Relative Income and Preferences for Public Goods
with Tillmann Eymess and Angelika Budjan

Abstract: Guided by a theoretical framework, we study how perceived relative income affects preferences for public goods. In a randomized survey experiment, we inform respondents from India of their official income rank and elicit preferences for air quality, including actual contributions to environmental initiatives. Right-wing supporters withdraw contributions when perceived relative income increases. The effect coincides with diminished health concerns and lower intentions to utilize private protection measures against air pollution. In contrast, center-left supporters do not reduce contributions. A second survey experiment demonstrates the causality of the relationship using a novel treatment that exogenously shifts relative income perceptions.

Link to working paper

 

Strategic Ignorance and Perceived Control
with Tillmann Eymess, Angelika Budjan, and Alice Soldà

Abstract: Information can trigger unpleasant emotions. As a result, individuals might be tempted to willfully ignore it. We experimentally investigate whether increasing perceived control can mitigate strategic ignorance. Participants from India were presented with a choice to receive information about the health risk associated with air pollution and later asked to recall it.

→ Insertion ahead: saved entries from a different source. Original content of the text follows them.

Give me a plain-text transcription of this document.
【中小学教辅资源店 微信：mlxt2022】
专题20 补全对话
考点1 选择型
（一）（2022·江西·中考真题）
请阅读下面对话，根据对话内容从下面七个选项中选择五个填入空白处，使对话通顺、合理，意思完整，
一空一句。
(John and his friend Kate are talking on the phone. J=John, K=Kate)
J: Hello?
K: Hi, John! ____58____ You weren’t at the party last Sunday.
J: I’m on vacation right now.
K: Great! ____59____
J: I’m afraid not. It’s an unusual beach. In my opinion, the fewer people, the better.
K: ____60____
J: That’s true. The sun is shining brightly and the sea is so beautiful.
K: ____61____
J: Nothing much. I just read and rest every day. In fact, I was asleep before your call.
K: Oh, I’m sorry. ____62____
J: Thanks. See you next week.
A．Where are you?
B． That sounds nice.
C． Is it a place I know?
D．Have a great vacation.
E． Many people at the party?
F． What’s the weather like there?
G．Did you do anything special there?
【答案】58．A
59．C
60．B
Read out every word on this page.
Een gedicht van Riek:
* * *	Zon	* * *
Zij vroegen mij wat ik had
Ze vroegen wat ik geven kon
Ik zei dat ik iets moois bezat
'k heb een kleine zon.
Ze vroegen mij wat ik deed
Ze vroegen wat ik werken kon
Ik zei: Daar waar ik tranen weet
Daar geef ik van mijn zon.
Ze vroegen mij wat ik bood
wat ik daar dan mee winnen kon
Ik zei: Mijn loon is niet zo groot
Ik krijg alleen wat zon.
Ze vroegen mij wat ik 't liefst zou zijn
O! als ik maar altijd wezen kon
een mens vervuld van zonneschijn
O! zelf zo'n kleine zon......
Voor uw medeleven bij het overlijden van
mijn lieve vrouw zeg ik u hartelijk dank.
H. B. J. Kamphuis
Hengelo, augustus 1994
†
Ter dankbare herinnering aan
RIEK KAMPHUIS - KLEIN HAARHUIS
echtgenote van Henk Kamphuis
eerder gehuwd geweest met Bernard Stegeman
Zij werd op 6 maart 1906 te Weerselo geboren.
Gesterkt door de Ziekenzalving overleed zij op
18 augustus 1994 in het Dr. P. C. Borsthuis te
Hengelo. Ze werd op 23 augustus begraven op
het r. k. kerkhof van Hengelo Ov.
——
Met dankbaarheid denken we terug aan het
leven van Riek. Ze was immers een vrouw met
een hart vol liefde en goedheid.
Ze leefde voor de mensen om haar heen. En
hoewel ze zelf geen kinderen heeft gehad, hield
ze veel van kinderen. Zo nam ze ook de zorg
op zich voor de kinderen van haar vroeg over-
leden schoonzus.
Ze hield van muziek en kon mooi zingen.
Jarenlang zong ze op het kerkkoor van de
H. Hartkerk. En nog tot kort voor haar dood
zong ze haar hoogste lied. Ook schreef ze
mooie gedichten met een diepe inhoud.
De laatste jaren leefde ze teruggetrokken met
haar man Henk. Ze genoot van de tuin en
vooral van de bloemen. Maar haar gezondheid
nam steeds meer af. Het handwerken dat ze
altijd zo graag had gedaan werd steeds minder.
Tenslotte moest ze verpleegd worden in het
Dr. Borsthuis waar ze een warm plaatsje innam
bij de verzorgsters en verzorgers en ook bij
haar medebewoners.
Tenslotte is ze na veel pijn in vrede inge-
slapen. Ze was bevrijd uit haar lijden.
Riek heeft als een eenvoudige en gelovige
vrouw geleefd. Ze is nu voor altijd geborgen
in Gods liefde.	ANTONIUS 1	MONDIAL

We find that perceived control leads to a substantial improvement in information retention. Moreover, perceived control mostly benefits optimists, who show both a reduction in information avoidance and an increase in information retention. This latter result is confirmed with a US sample. A theoretical framework rationalizes these findings.

Link to working paper

Media coverage in Psychology Today

Racial Demographics and Environmental Auditing in the USA
with Tom Zeisig

Abstract: One mandate of the US Environmental Protection Agency is to use its legal authority to promote and ensure environmental justice. This paper investigates to what extent this has been the case in the recent past. Our analysis draws on a comprehensive dataset that links auditing information from all environmentally relevant plants across the USA over 2000 – 2018 to county-level demographic and ethnic yearly information. We study whether changes in the racial composition of US counties are followed by adjustments in the volume of air quality inspections to polluting plants.
Using a staggered difference-in-differences design, we find robust evidence that the share of inspected plants within a county decreases following an increase in the share of the Nonwhite population. This coincides with higher air pollution levels and an increased rate of nonattainment designations.

Link to working paper

Environmental Protection and Labor Market Composition
with Sreeja Jaiswal and Daniel Schaeffer

Abstract: This paper investigates the long-term impacts of protected area management on the labor market participation and composition of the affected population. We study changes spanning two decades in the Western Ghats region of India, one of the key global biodiversity hotspots with the highest population density. Our findings indicate a noteworthy shift toward non-farm employment. Additionally, our research unveils a marked trend towards irregular income patterns: eco-development initiatives appear to have resulted in a significant decline in year-round employment coupled with a corresponding rise in employment for less than six months a year. The primary mechanism we identify is a distinct change in land use patterns, whereby villages under the scope of eco-development initiatives manifest a substantial transition from irrigated to rainfed agricultural land, known to be conducive to seasonal employment. Following these changes, lower consumption levels and higher poverty rates persist in the affected population compared to surrounding areas.